QUIZ No. 1
CASE 1
A young patient with end-stage renal disease on chronic hemodialysis presents with acute onset chest pain and hemoptysis. CT thorax done (suboptimal due to poor patient co-peration). What is the most likely diagnosis?
CT
Diagnosis – Pulmonary renal syndrome – Granulomatosis with polyangiitis
Findings - Multiple bilateral peripheral pulmonary nodules, some showing cavitation. Associated patchy ground-glass opacities, suggestive of alveolar haemorrhage. Bilateral moderate pleural effusions. Gross free fluid in abdomen.
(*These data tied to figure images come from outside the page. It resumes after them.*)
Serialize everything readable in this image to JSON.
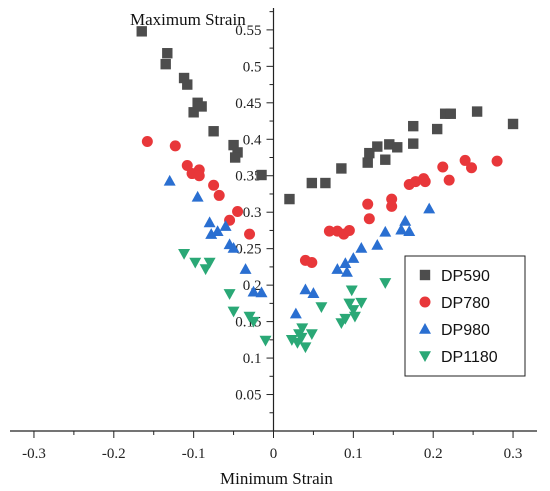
{
  "chart_data": {
    "type": "scatter",
    "xlabel": "Minimum Strain",
    "ylabel": "Maximum Strain",
    "xlim": [
      -0.33,
      0.33
    ],
    "ylim": [
      0,
      0.58
    ],
    "x_ticks": [
      -0.3,
      -0.2,
      -0.1,
      0,
      0.1,
      0.2,
      0.3
    ],
    "x_tick_labels": [
      "-0.3",
      "-0.2",
      "-0.1",
      "0",
      "0.1",
      "0.2",
      "0.3"
    ],
    "y_ticks": [
      0.05,
      0.1,
      0.15,
      0.2,
      0.25,
      0.3,
      0.35,
      0.4,
      0.45,
      0.5,
      0.55
    ],
    "y_tick_labels": [
      "0.05",
      "0.1",
      "0.15",
      "0.2",
      "0.25",
      "0.3",
      "0.35",
      "0.4",
      "0.45",
      "0.5",
      "0.55"
    ],
    "grid": false,
    "legend_position": "lower-right",
    "series": [
      {
        "name": "DP590",
        "marker": "square",
        "color": "#4d4d4d",
        "points": [
          [
            -0.165,
            0.548
          ],
          [
            -0.133,
            0.518
          ],
          [
            -0.135,
            0.503
          ],
          [
            -0.112,
            0.484
          ],
          [
            -0.108,
            0.475
          ],
          [
            -0.095,
            0.45
          ],
          [
            -0.1,
            0.437
          ],
          [
            -0.09,
            0.445
          ],
          [
            -0.075,
            0.411
          ],
          [
            -0.05,
            0.392
          ],
          [
            -0.045,
            0.382
          ],
          [
            -0.048,
            0.375
          ],
          [
            -0.015,
            0.351
          ],
          [
            0.02,
            0.318
          ],
          [
            0.048,
            0.34
          ],
          [
            0.065,
            0.34
          ],
          [
            0.085,
            0.36
          ],
          [
            0.118,
            0.368
          ],
          [
            0.12,
            0.381
          ],
          [
            0.13,
            0.39
          ],
          [
            0.14,
            0.372
          ],
          [
            0.145,
            0.393
          ],
          [
            0.155,
            0.389
          ],
          [
            0.175,
            0.394
          ],
          [
            0.175,
            0.418
          ],
          [
            0.205,
            0.414
          ],
          [
            0.215,
            0.435
          ],
          [
            0.222,
            0.435
          ],
          [
            0.255,
            0.438
          ],
          [
            0.3,
            0.421
          ]
        ]
      },
      {
        "name": "DP780",
        "marker": "circle",
        "color": "#e8373a",
        "points": [
          [
            -0.158,
            0.397
          ],
          [
            -0.123,
            0.391
          ],
          [
            -0.108,
            0.364
          ],
          [
            -0.102,
            0.353
          ],
          [
            -0.093,
            0.358
          ],
          [
            -0.093,
            0.35
          ],
          [
            -0.075,
            0.337
          ],
          [
            -0.068,
            0.323
          ],
          [
            -0.055,
            0.289
          ],
          [
            -0.045,
            0.301
          ],
          [
            -0.03,
            0.27
          ],
          [
            0.07,
            0.274
          ],
          [
            0.08,
            0.274
          ],
          [
            0.088,
            0.27
          ],
          [
            0.095,
            0.275
          ],
          [
            0.04,
            0.234
          ],
          [
            0.048,
            0.231
          ],
          [
            0.118,
            0.311
          ],
          [
            0.12,
            0.291
          ],
          [
            0.148,
            0.318
          ],
          [
            0.148,
            0.308
          ],
          [
            0.17,
            0.338
          ],
          [
            0.178,
            0.342
          ],
          [
            0.188,
            0.346
          ],
          [
            0.212,
            0.362
          ],
          [
            0.24,
            0.371
          ],
          [
            0.248,
            0.361
          ],
          [
            0.28,
            0.37
          ],
          [
            0.19,
            0.342
          ],
          [
            0.22,
            0.344
          ]
        ]
      },
      {
        "name": "DP980",
        "marker": "triangle-up",
        "color": "#2a6fd1",
        "points": [
          [
            -0.13,
            0.343
          ],
          [
            -0.095,
            0.321
          ],
          [
            -0.08,
            0.286
          ],
          [
            -0.07,
            0.274
          ],
          [
            -0.078,
            0.27
          ],
          [
            -0.06,
            0.281
          ],
          [
            -0.055,
            0.256
          ],
          [
            -0.05,
            0.251
          ],
          [
            -0.035,
            0.222
          ],
          [
            -0.025,
            0.191
          ],
          [
            -0.015,
            0.19
          ],
          [
            0.028,
            0.161
          ],
          [
            0.04,
            0.194
          ],
          [
            0.05,
            0.189
          ],
          [
            0.08,
            0.222
          ],
          [
            0.09,
            0.23
          ],
          [
            0.092,
            0.218
          ],
          [
            0.1,
            0.237
          ],
          [
            0.11,
            0.251
          ],
          [
            0.13,
            0.255
          ],
          [
            0.14,
            0.273
          ],
          [
            0.16,
            0.276
          ],
          [
            0.165,
            0.288
          ],
          [
            0.17,
            0.274
          ],
          [
            0.195,
            0.305
          ]
        ]
      },
      {
        "name": "DP1180",
        "marker": "triangle-down",
        "color": "#2aa876",
        "points": [
          [
            -0.112,
            0.243
          ],
          [
            -0.098,
            0.231
          ],
          [
            -0.085,
            0.222
          ],
          [
            -0.08,
            0.231
          ],
          [
            -0.055,
            0.188
          ],
          [
            -0.05,
            0.164
          ],
          [
            -0.03,
            0.157
          ],
          [
            -0.025,
            0.15
          ],
          [
            -0.01,
            0.124
          ],
          [
            0.023,
            0.125
          ],
          [
            0.03,
            0.121
          ],
          [
            0.035,
            0.128
          ],
          [
            0.04,
            0.115
          ],
          [
            0.048,
            0.133
          ],
          [
            0.06,
            0.17
          ],
          [
            0.085,
            0.148
          ],
          [
            0.09,
            0.154
          ],
          [
            0.095,
            0.175
          ],
          [
            0.1,
            0.166
          ],
          [
            0.102,
            0.157
          ],
          [
            0.11,
            0.176
          ],
          [
            0.14,
            0.203
          ],
          [
            0.036,
            0.141
          ],
          [
            0.032,
            0.133
          ],
          [
            0.098,
            0.193
          ]
        ]
      }
    ]
  }
}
No focal lobar consolidation or tree-in-bud pattern to strongly suggest infection
Discussion
Granulomatosis with polyangiitis (GPA) is a necrotizing granulomatous vasculitis predominantly affecting small- to medium-sized vessels, with a characteristic predilection for the upper respiratory tract, lungs, and kidneys.
Immune-mediated necrotizing granulomatous vasculitis with pauci-immune crescentic glomerulonephritis; classically c-ANCA (PR3) positive.
CT shows multiple nodules or consolidations with cavitation, peripheral or random distribution, alveolar hemorrhage, and possible pleural effusion.
Treatment - High-dose corticosteroids with cyclophosphamide or rituximab; plasma exchange in severe pulmonary hemorrhage.
Teaching Pearl:
Young patient + Dialysis + hemoptysis + cavitating peripheral lung lesions = think vasculitis (GPA) before infection.
P.S - The diagnosis was confirmed by c-ANCA positivity.